Department of Radiology, Kennedy Health System, 2201 Chapel Avenue, Cherry Hill, NJ 08002, USA.
Skeletal Radiol. 2012 Apr;41(4):415-21. doi: 10.1007/s00256-011-1242-z. Epub 2011 Aug 9.
To evaluate what limitations, if any, radiographs have in detecting and characterizing the morphology of non-displaced OCLTs (size, cystic change, fragmentation, and avascular necrosis [AVN]).
Thirty-three OCLTs in 32 patients were reviewed in consensus by a board-certified, fellowship-trained musculoskeletal radiologist and orthopedic surgeon, on radiographs and MRI examinations performed within 15 days of one another. Location, dimensions, and characteristics of the OCLT (fragmentation, bone marrow edema, cystic change, and necrosis) were documented on the radiographs and MRI examinations.

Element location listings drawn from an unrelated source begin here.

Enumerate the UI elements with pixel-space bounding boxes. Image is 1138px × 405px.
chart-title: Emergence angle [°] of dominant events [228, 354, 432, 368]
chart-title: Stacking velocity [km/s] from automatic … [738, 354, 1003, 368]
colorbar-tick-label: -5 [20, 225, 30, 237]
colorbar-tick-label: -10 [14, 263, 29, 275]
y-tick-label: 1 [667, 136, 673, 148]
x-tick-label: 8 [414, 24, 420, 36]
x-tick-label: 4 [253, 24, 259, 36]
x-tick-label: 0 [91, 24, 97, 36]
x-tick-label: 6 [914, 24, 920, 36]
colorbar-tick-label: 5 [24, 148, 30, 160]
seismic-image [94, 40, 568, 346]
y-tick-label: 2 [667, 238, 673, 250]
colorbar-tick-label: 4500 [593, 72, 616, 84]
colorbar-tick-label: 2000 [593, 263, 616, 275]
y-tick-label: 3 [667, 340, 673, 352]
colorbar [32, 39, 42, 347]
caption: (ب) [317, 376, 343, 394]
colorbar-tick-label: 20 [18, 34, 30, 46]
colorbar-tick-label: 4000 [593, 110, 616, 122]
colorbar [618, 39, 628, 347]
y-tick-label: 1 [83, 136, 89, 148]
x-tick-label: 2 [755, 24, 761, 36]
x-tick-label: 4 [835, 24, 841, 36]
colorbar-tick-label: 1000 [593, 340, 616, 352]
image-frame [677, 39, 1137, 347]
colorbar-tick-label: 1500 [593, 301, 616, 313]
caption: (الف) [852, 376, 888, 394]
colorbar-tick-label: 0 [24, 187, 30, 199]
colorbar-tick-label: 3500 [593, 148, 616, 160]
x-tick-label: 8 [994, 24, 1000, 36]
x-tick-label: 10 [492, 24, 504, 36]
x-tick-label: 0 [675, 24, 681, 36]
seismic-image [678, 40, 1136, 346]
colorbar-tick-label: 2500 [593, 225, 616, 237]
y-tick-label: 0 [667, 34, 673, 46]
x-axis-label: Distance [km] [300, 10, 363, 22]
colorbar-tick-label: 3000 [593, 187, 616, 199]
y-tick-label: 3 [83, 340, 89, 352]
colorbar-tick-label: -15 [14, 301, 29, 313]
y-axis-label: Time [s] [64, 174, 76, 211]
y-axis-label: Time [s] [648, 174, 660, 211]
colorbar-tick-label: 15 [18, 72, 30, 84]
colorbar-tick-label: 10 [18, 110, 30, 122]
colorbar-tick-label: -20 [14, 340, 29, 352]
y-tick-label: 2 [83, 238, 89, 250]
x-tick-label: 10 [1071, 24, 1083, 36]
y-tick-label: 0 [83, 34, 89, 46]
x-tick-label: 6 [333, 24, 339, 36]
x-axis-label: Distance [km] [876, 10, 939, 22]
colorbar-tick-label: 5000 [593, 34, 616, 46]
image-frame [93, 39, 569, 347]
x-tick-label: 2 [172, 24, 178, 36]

There was an average of 7.5 days (range: 1-15 days) between the MRIs and radiographs. Eighteen (55%) medial and 15 (45%) lateral OCLTs were found; none was displaced. OCLTs were categorized into three groups: Group 1-initially diagnosed with radiographs (4/33; 12%), Group 2-diagnosed with radiographs only after MRI correlation (20/33; 61%), and Group 3-not identifiable on radiographs despite MRI correlation (9/33; 27%). The dimensions of all of the lesions in Groups 1 and 2 were underestimated on radiographs. Only 1 of the 4 (25%) lesions in Group 1 and 1 of the 20 (5%) lesions in Group 2 could be measured in the anteroposterior (AP) dimension (using a lateral radiograph). The most common radiographic appearance of non-displaced OCLTs was an "ill-defined" lucency at the talar dome (20/33; 61%). Across all three groups, fragmentation, cystic change, and AVN were radiographically apparent in 3/10 (30%), 4/19 (21%), and 1/6 (17%) cases respectively.
Compared with MRI, radiographs are limited in their evaluation of the size (particularly the AP dimension) and characteristics (fragmentation, cystic change, and AVN) of non-displaced OCLTs. The most common appearance of non-displaced OCLTs is an "ill-defined" lucency at the talar dome. When this appearance is also considered, the estimated retrospective sensitivity of radiographs improves considerably.
评估 X 线平片在检测和描述非移位型 OCLT(大小、囊性变、碎裂、和缺血性坏死 [AVN])形态方面存在哪些局限性。
对 32 名患者的 33 个 OCLT 进行回顾性分析,由一位经过委员会认证、 fellowship培训的肌肉骨骼放射科医师和骨科医生进行共识评估,评估内容基于 X 线平片和在相互间隔 15 天内进行的 MRI 检查。记录 OCLT 的位置、尺寸和特征(碎裂、骨髓水肿、囊性变和坏死),并记录在 X 线平片和 MRI 检查上。
MRI 和 X 线平片之间的平均间隔时间为 7.5 天(范围:1-15 天)。18 个(55%)位于内侧,15 个(45%)位于外侧 OCLT,均无移位。OCLT 分为三组:第 1 组仅通过 X 线平片诊断(4/33;12%),第 2 组仅通过与 MRI 对比后诊断(20/33;61%),第 3 组尽管与 MRI 相关联,但 X 线平片仍无法识别(9/33;27%)。第 1 组和第 2 组中所有病变的尺寸在 X 线平片上均被低估。第 1 组的 4 个病变中仅 1 个(25%),第 2 组的 20 个病变中仅 1 个(5%)可在前后位(AP)上测量(使用外侧 X 线平片)。未移位 OCLT 的最常见 X 线表现为距骨穹窿的“不明确”透亮区(20/33;61%)。在所有三组中,3/10(30%)的病例可见碎裂,4/19(21%)的病例可见囊性变,1/6(17%)的病例可见缺血性坏死。
与 MRI 相比,X 线平片在评估非移位 OCLT 的大小(特别是 AP 维度)和特征(碎裂、囊性变和缺血性坏死)方面存在局限性。未移位 OCLT 的最常见表现为距骨穹窿的“不明确”透亮区。当考虑到这种表现时,X 线平片的回顾性敏感性估计值会大大提高。